At the store recently, I saw a woman pick her son out of a shopping cart, then put his backside up to her nose as she inhaled deeply. I can’t tell you how many times I used to do that, along with grabbing the back of a diaper to judge whether there was a “nugget” inside. And, if I was in a hurry, I would just go ahead and stick my finger right in to feel if it was dirty.
Why is this type of behavior acceptable? Because being a parent gives you free reign to do gross things. When you start a family, you gain children, but you lose your dignity.
The very nature of having kids is rather icky. It may be a miracle, but no matter how a baby comes out, it’s not a pretty sight.
It’s really the day to day parenting that can be rather offensive though.

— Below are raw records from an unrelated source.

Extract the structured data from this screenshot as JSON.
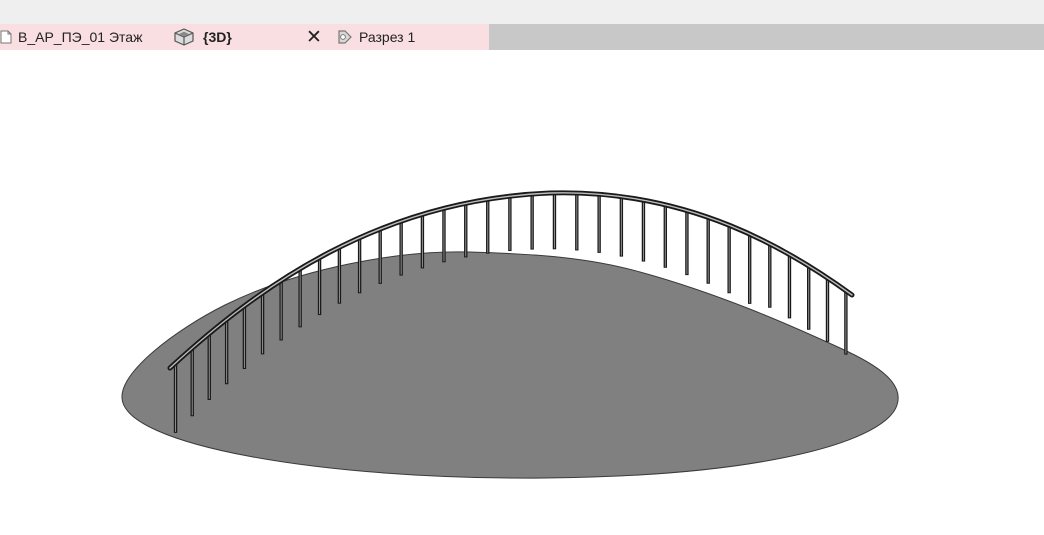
{
  "tabs": [
    {
      "label": "В_АР_ПЭ_01 Этаж",
      "icon": "floor-plan-icon"
    },
    {
      "label": "{3D}",
      "icon": "3d-view-icon",
      "active": true
    },
    {
      "label": "Разрез 1",
      "icon": "section-view-icon"
    }
  ],
  "close_icon": "close-icon",
  "colors": {
    "tab_background": "#f9dfe1",
    "tabstrip_background": "#c8c8c8",
    "slab_fill": "#808080",
    "railing_stroke": "#1a1a1a"
  }
}
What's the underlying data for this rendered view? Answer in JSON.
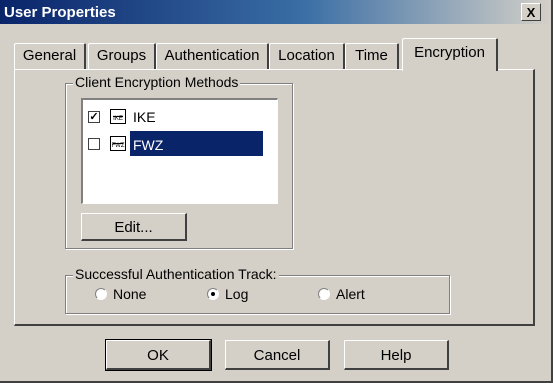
{
  "window": {
    "title": "User Properties",
    "close_label": "X"
  },
  "tabs": [
    {
      "label": "General",
      "active": false
    },
    {
      "label": "Groups",
      "active": false
    },
    {
      "label": "Authentication",
      "active": false
    },
    {
      "label": "Location",
      "active": false
    },
    {
      "label": "Time",
      "active": false
    },
    {
      "label": "Encryption",
      "active": true
    }
  ],
  "client_encryption": {
    "legend": "Client Encryption Methods",
    "items": [
      {
        "label": "IKE",
        "checked": true,
        "selected": false,
        "icon": "ike-icon",
        "icon_text": "IKE"
      },
      {
        "label": "FWZ",
        "checked": false,
        "selected": true,
        "icon": "fwz-icon",
        "icon_text": "FWZ"
      }
    ],
    "edit_label": "Edit..."
  },
  "auth_track": {
    "legend": "Successful Authentication Track:",
    "options": [
      {
        "label": "None",
        "selected": false
      },
      {
        "label": "Log",
        "selected": true
      },
      {
        "label": "Alert",
        "selected": false
      }
    ]
  },
  "footer": {
    "ok_label": "OK",
    "cancel_label": "Cancel",
    "help_label": "Help"
  },
  "colors": {
    "dialog_bg": "#d4d0c8",
    "titlebar": "#0a246a",
    "selection": "#0a246a"
  }
}
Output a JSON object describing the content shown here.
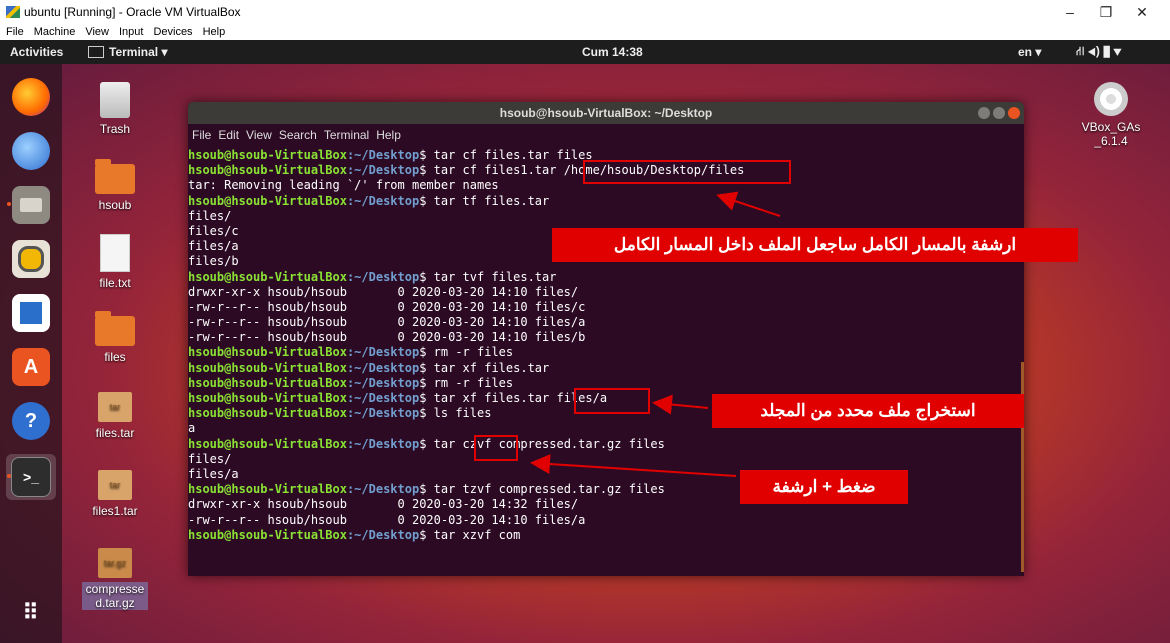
{
  "window": {
    "title": "ubuntu [Running] - Oracle VM VirtualBox",
    "controls": [
      "–",
      "❐",
      "✕"
    ]
  },
  "vbox_menu": [
    "File",
    "Machine",
    "View",
    "Input",
    "Devices",
    "Help"
  ],
  "topbar": {
    "activities": "Activities",
    "app_menu": "Terminal ▾",
    "clock": "Cum 14:38",
    "keyboard": "en ▾",
    "system": "⛙ ◂) ▮ ▾"
  },
  "desktop_icons": [
    {
      "label": "Trash"
    },
    {
      "label": "hsoub"
    },
    {
      "label": "file.txt"
    },
    {
      "label": "files"
    },
    {
      "label": "files.tar",
      "badge": "tar"
    },
    {
      "label": "files1.tar",
      "badge": "tar"
    },
    {
      "label": "compressed.tar.gz",
      "badge": "tar.gz"
    },
    {
      "label": "VBox_GAs_6.1.4"
    }
  ],
  "terminal": {
    "title": "hsoub@hsoub-VirtualBox: ~/Desktop",
    "menu": [
      "File",
      "Edit",
      "View",
      "Search",
      "Terminal",
      "Help"
    ],
    "prompt_user": "hsoub@hsoub-VirtualBox",
    "prompt_path": ":~/Desktop",
    "lines": [
      {
        "type": "cmd",
        "text": "$ tar cf files.tar files"
      },
      {
        "type": "cmd",
        "text": "$ tar cf files1.tar /home/hsoub/Desktop/files"
      },
      {
        "type": "out",
        "text": "tar: Removing leading `/' from member names"
      },
      {
        "type": "cmd",
        "text": "$ tar tf files.tar"
      },
      {
        "type": "out",
        "text": "files/"
      },
      {
        "type": "out",
        "text": "files/c"
      },
      {
        "type": "out",
        "text": "files/a"
      },
      {
        "type": "out",
        "text": "files/b"
      },
      {
        "type": "cmd",
        "text": "$ tar tvf files.tar"
      },
      {
        "type": "out",
        "text": "drwxr-xr-x hsoub/hsoub       0 2020-03-20 14:10 files/"
      },
      {
        "type": "out",
        "text": "-rw-r--r-- hsoub/hsoub       0 2020-03-20 14:10 files/c"
      },
      {
        "type": "out",
        "text": "-rw-r--r-- hsoub/hsoub       0 2020-03-20 14:10 files/a"
      },
      {
        "type": "out",
        "text": "-rw-r--r-- hsoub/hsoub       0 2020-03-20 14:10 files/b"
      },
      {
        "type": "cmd",
        "text": "$ rm -r files"
      },
      {
        "type": "cmd",
        "text": "$ tar xf files.tar"
      },
      {
        "type": "cmd",
        "text": "$ rm -r files"
      },
      {
        "type": "cmd",
        "text": "$ tar xf files.tar files/a"
      },
      {
        "type": "cmd",
        "text": "$ ls files"
      },
      {
        "type": "out",
        "text": "a"
      },
      {
        "type": "cmd",
        "text": "$ tar czvf compressed.tar.gz files"
      },
      {
        "type": "out",
        "text": "files/"
      },
      {
        "type": "out",
        "text": "files/a"
      },
      {
        "type": "cmd",
        "text": "$ tar tzvf compressed.tar.gz files"
      },
      {
        "type": "out",
        "text": "drwxr-xr-x hsoub/hsoub       0 2020-03-20 14:32 files/"
      },
      {
        "type": "out",
        "text": "-rw-r--r-- hsoub/hsoub       0 2020-03-20 14:10 files/a"
      },
      {
        "type": "cmd",
        "text": "$ tar xzvf com"
      }
    ]
  },
  "annotations": {
    "abs_path": "ارشفة بالمسار الكامل ساجعل الملف داخل المسار الكامل",
    "extract_one": "استخراج ملف محدد من المجلد",
    "compress": "ضغط + ارشفة"
  },
  "colors": {
    "prompt_user": "#8ae234",
    "prompt_path": "#729fcf",
    "terminal_bg": "#2c0a24",
    "annotation": "#e00000"
  }
}
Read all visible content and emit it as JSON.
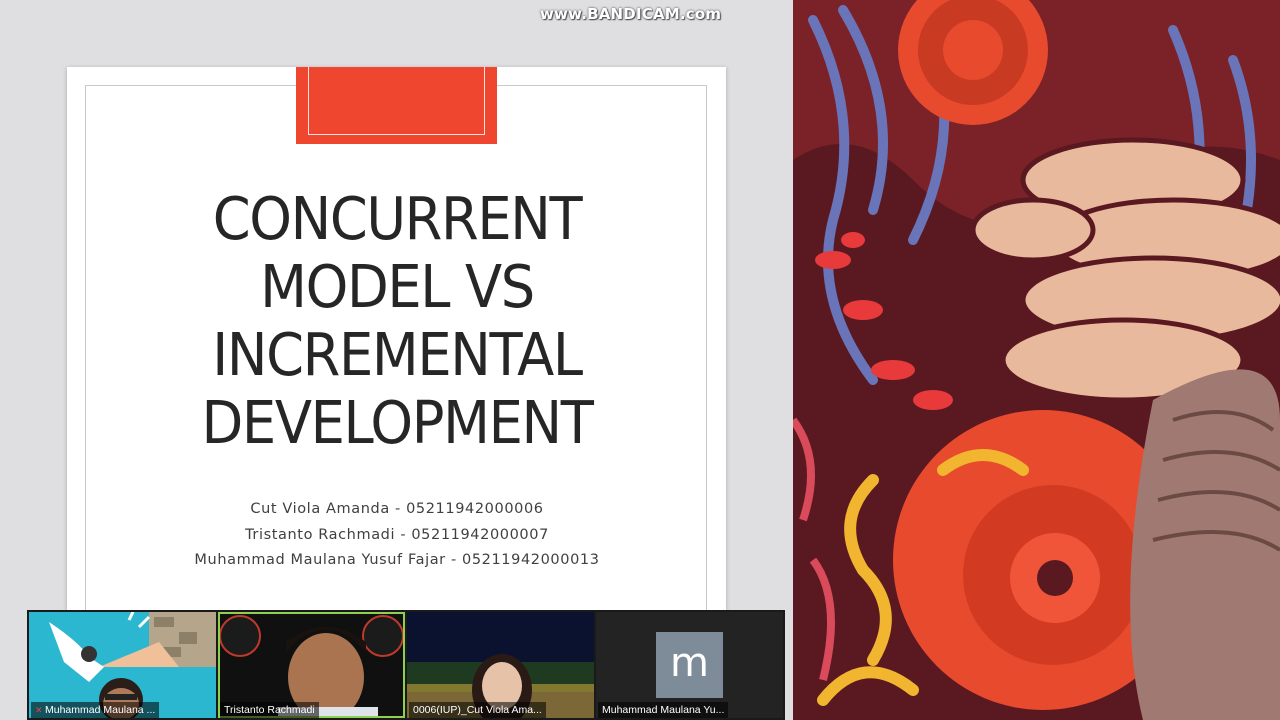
{
  "watermark": "www.BANDICAM.com",
  "slide": {
    "title_lines": [
      "CONCURRENT",
      "MODEL VS",
      "INCREMENTAL",
      "DEVELOPMENT"
    ],
    "authors": [
      "Cut Viola Amanda - 05211942000006",
      "Tristanto Rachmadi - 05211942000007",
      "Muhammad Maulana Yusuf Fajar - 05211942000013"
    ],
    "accent_color": "#ef4630"
  },
  "participants": [
    {
      "name": "Muhammad Maulana ...",
      "muted": true
    },
    {
      "name": "Tristanto Rachmadi",
      "muted": false,
      "active_speaker": true
    },
    {
      "name": "0006(IUP)_Cut Viola Ama...",
      "muted": false
    },
    {
      "name": "Muhammad Maulana Yu...",
      "muted": false,
      "avatar_letter": "m"
    }
  ]
}
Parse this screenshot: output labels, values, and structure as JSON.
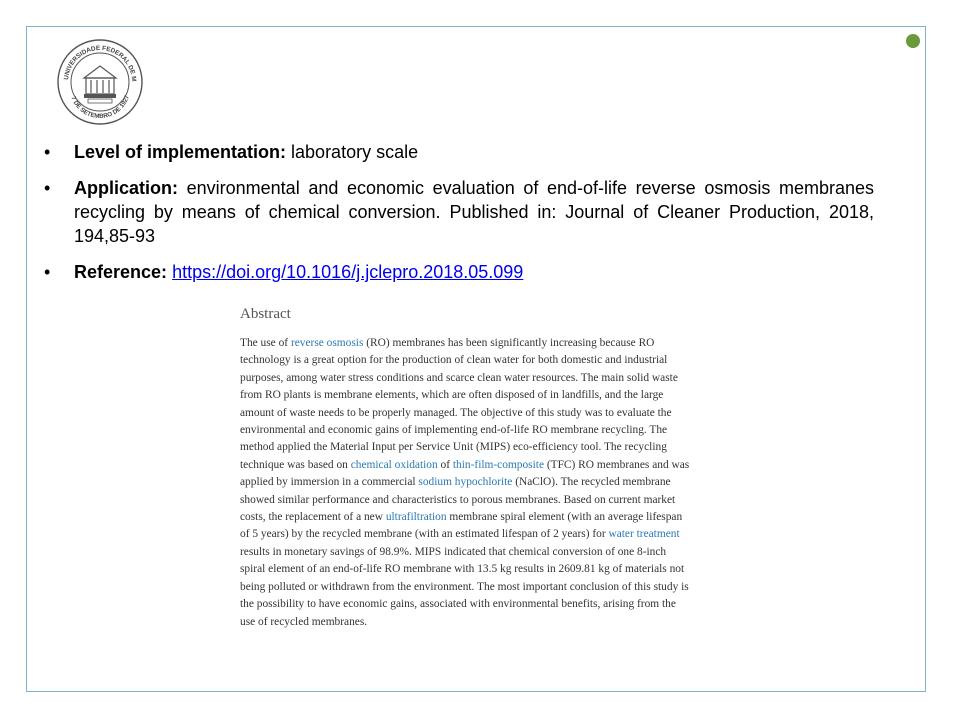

I lost track of the amount of times I’ve licked my thumb to get dirt off a face, and to calm fly-away hair. Not to mention the many instances I slurped formula off my wrist after testing its temperature. Either that, or I just went ahead and wiped it on my pants.
I have come to the rescue as a bug-smasher and dead animal picker-upper. I have caught vomit in my bare hands, and cleaned projectile poop off a wall. It seems to me, being a Mom is much like joining a fraternity.
I have cut toenails which resembled talons, and I’ve pulled a hair out of my gagging daughter’s throat. One of my favorite memories was when she was three, and she decided to go through a spitting phase. I spent an afternoon cleaning up roughly 30 hocker piles off the basement floor.
I have picked boogers with a toothpick, and yanked ear wax out with tweezers. And once, on a playdate at the park, I let my friend’s kid poop in a plastic bag propped up inside my Igloo cooler.
Let there be no doubt…kids are the reason bleach was invented.